Doublewide, Texas is booming, having gone from four doublewides to 17 in just four years.
The Adobe Theater presented the comedy “Doublewide, Texas” by Jessie Jones, Nicholas Hope and Jamie Wooten in 2018 to sold-out houses. Its sequel “Honky Tonk Hissy Fit” arrives Friday, March 18, just in time for pandemic-weary audiences, director Georgia Athearn has said.
This time, an Austin-based company is way too interested in Doublewide. Mayor Joveeta Crumpler is the only person suspicious enough to sound the alarm, but no one is listening. Big Ethel Satterwhite has her hands full trying to teach town police chief Baby Crumpler how to dance dirty for a countywide competition. Joveeta’s mother, Caprice, is too involved in her local celebrity “career” to sense the growing threat or to realize that grumpy old Haywood Sloggett is growing increasingly attracted to her.
Caprice is also keen to stop her neighbor and rival Big Ethel from visiting her estate – the Stagger Inn bar.

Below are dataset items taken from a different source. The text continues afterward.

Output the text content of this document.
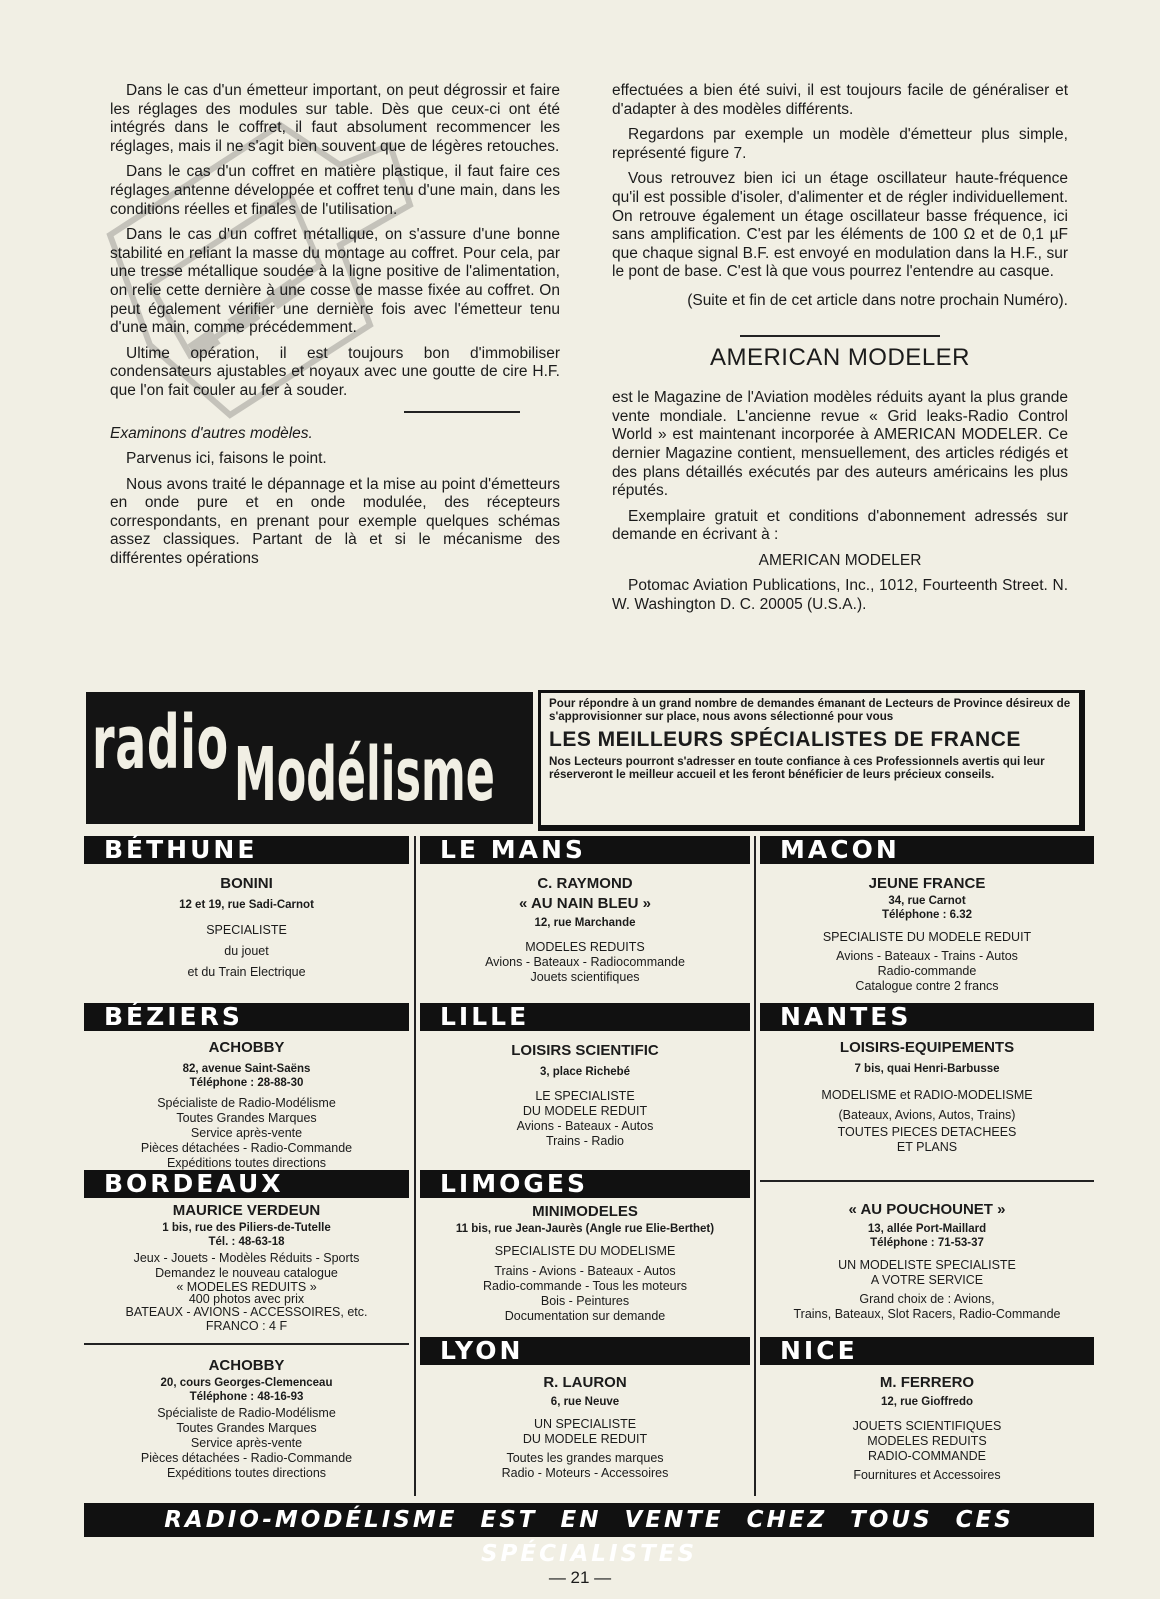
Dans le cas d'un émetteur important, on peut dégrossir et faire les réglages des modules sur table. Dès que ceux-ci ont été intégrés dans le coffret, il faut absolument recommencer les réglages, mais il ne s'agit bien souvent que de légères retouches.

Dans le cas d'un coffret en matière plastique, il faut faire ces réglages antenne développée et coffret tenu d'une main, dans les conditions réelles et finales de l'utilisation.

Dans le cas d'un coffret métallique, on s'assure d'une bonne stabilité en reliant la masse du montage au coffret. Pour cela, par une tresse métallique soudée à la ligne positive de l'alimentation, on relie cette dernière à une cosse de masse fixée au coffret. On peut également vérifier une dernière fois avec l'émetteur tenu d'une main, comme précédemment.

Ultime opération, il est toujours bon d'immobiliser condensateurs ajustables et noyaux avec une goutte de cire H.F. que l'on fait couler au fer à souder.

Examinons d'autres modèles.

Parvenus ici, faisons le point.

Nous avons traité le dépannage et la mise au point d'émetteurs en onde pure et en onde modulée, des récepteurs correspondants, en prenant pour exemple quelques schémas assez classiques. Partant de là et si le mécanisme des différentes opérations

effectuées a bien été suivi, il est toujours facile de généraliser et d'adapter à des modèles différents.

Regardons par exemple un modèle d'émetteur plus simple, représenté figure 7.

Vous retrouvez bien ici un étage oscillateur haute-fréquence qu'il est possible d'isoler, d'alimenter et de régler individuellement. On retrouve également un étage oscillateur basse fréquence, ici sans amplification. C'est par les éléments de 100 Ω et de 0,1 µF que chaque signal B.F. est envoyé en modulation dans la H.F., sur le pont de base. C'est là que vous pourrez l'entendre au casque.

(Suite et fin de cet article dans notre prochain Numéro).

AMERICAN MODELER

est le Magazine de l'Aviation modèles réduits ayant la plus grande vente mondiale. L'ancienne revue « Grid leaks-Radio Control World » est maintenant incorporée à AMERICAN MODELER. Ce dernier Magazine contient, mensuellement, des articles rédigés et des plans détaillés exécutés par des auteurs américains les plus réputés.

Exemplaire gratuit et conditions d'abonnement adressés sur demande en écrivant à :

AMERICAN MODELER

Potomac Aviation Publications, Inc., 1012, Fourteenth Street. N. W. Washington D. C. 20005 (U.S.A.).

radio Modélisme

Pour répondre à un grand nombre de demandes émanant de Lecteurs de Province désireux de s'approvisionner sur place, nous avons sélectionné pour vous

LES MEILLEURS SPÉCIALISTES DE FRANCE

Nos Lecteurs pourront s'adresser en toute confiance à ces Professionnels avertis qui leur réserveront le meilleur accueil et les feront bénéficier de leurs précieux conseils.

BÉTHUNE
BONINI
12 et 19, rue Sadi-Carnot
SPECIALISTE
du jouet
et du Train Electrique
BÉZIERS
ACHOBBY
82, avenue Saint-Saëns
Téléphone : 28-88-30
Spécialiste de Radio-Modélisme
Toutes Grandes Marques
Service après-vente
Pièces détachées - Radio-Commande
Expéditions toutes directions
BORDEAUX
MAURICE VERDEUN
1 bis, rue des Piliers-de-Tutelle
Tél. : 48-63-18
Jeux - Jouets - Modèles Réduits - Sports
Demandez le nouveau catalogue
« MODELES REDUITS »
400 photos avec prix
BATEAUX - AVIONS - ACCESSOIRES, etc.
FRANCO : 4 F
ACHOBBY
20, cours Georges-Clemenceau
Téléphone : 48-16-93
Spécialiste de Radio-Modélisme
Toutes Grandes Marques
Service après-vente
Pièces détachées - Radio-Commande
Expéditions toutes directions
LE MANS
C. RAYMOND
« AU NAIN BLEU »
12, rue Marchande
MODELES REDUITS
Avions - Bateaux - Radiocommande
Jouets scientifiques
LILLE
LOISIRS SCIENTIFIC
3, place Richebé
LE SPECIALISTE
DU MODELE REDUIT
Avions - Bateaux - Autos
Trains - Radio
LIMOGES
MINIMODELES
11 bis, rue Jean-Jaurès (Angle rue Elie-Berthet)
SPECIALISTE DU MODELISME
Trains - Avions - Bateaux - Autos
Radio-commande - Tous les moteurs
Bois - Peintures
Documentation sur demande
LYON
R. LAURON
6, rue Neuve
UN SPECIALISTE
DU MODELE REDUIT
Toutes les grandes marques
Radio - Moteurs - Accessoires
MACON
JEUNE FRANCE
34, rue Carnot
Téléphone : 6.32
SPECIALISTE DU MODELE REDUIT
Avions - Bateaux - Trains - Autos
Radio-commande
Catalogue contre 2 francs
NANTES
LOISIRS-EQUIPEMENTS
7 bis, quai Henri-Barbusse
MODELISME et RADIO-MODELISME
(Bateaux, Avions, Autos, Trains)
TOUTES PIECES DETACHEES
ET PLANS
« AU POUCHOUNET »
13, allée Port-Maillard
Téléphone : 71-53-37
UN MODELISTE SPECIALISTE
A VOTRE SERVICE
Grand choix de : Avions,
Trains, Bateaux, Slot Racers, Radio-Commande
NICE
M. FERRERO
12, rue Gioffredo
JOUETS SCIENTIFIQUES
MODELES REDUITS
RADIO-COMMANDE
Fournitures et Accessoires
RADIO-MODÉLISME EST EN VENTE CHEZ TOUS CES SPÉCIALISTES
— 21 —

Director Athearn stopped short of calling the characters Texas stereotypes.
“These are not stereotypes; they are real people,” she said.
“There is matriarch Caprice Crumpler. She’s a woman in her 60s trying to be a much younger woman than she is. She’s loud, she’s lively, she likes to drink beer.
Caprice is the mayor’s mother, Joveeta, whose double-width serves as both caravan and town hall. Georgia Dean Rudd is the proud owner of Bronco Betty’s Buffeteria, where she specializes in healthy meals sometimes avoided by her elderly clientele.
“This town is filled with hearts, with people with hearts,” Athearn said. “My significant other said, ‘Why are you making fun of Texans?’ and I said, ‘I’m not; they’re people.
Beginning July 22, the Adobe will stage “The Sweet Delilah Swim Club,” another “Doublewide” sequel from the same authors.
“We want to bring people back (to the theater) with a high,” Athearn said.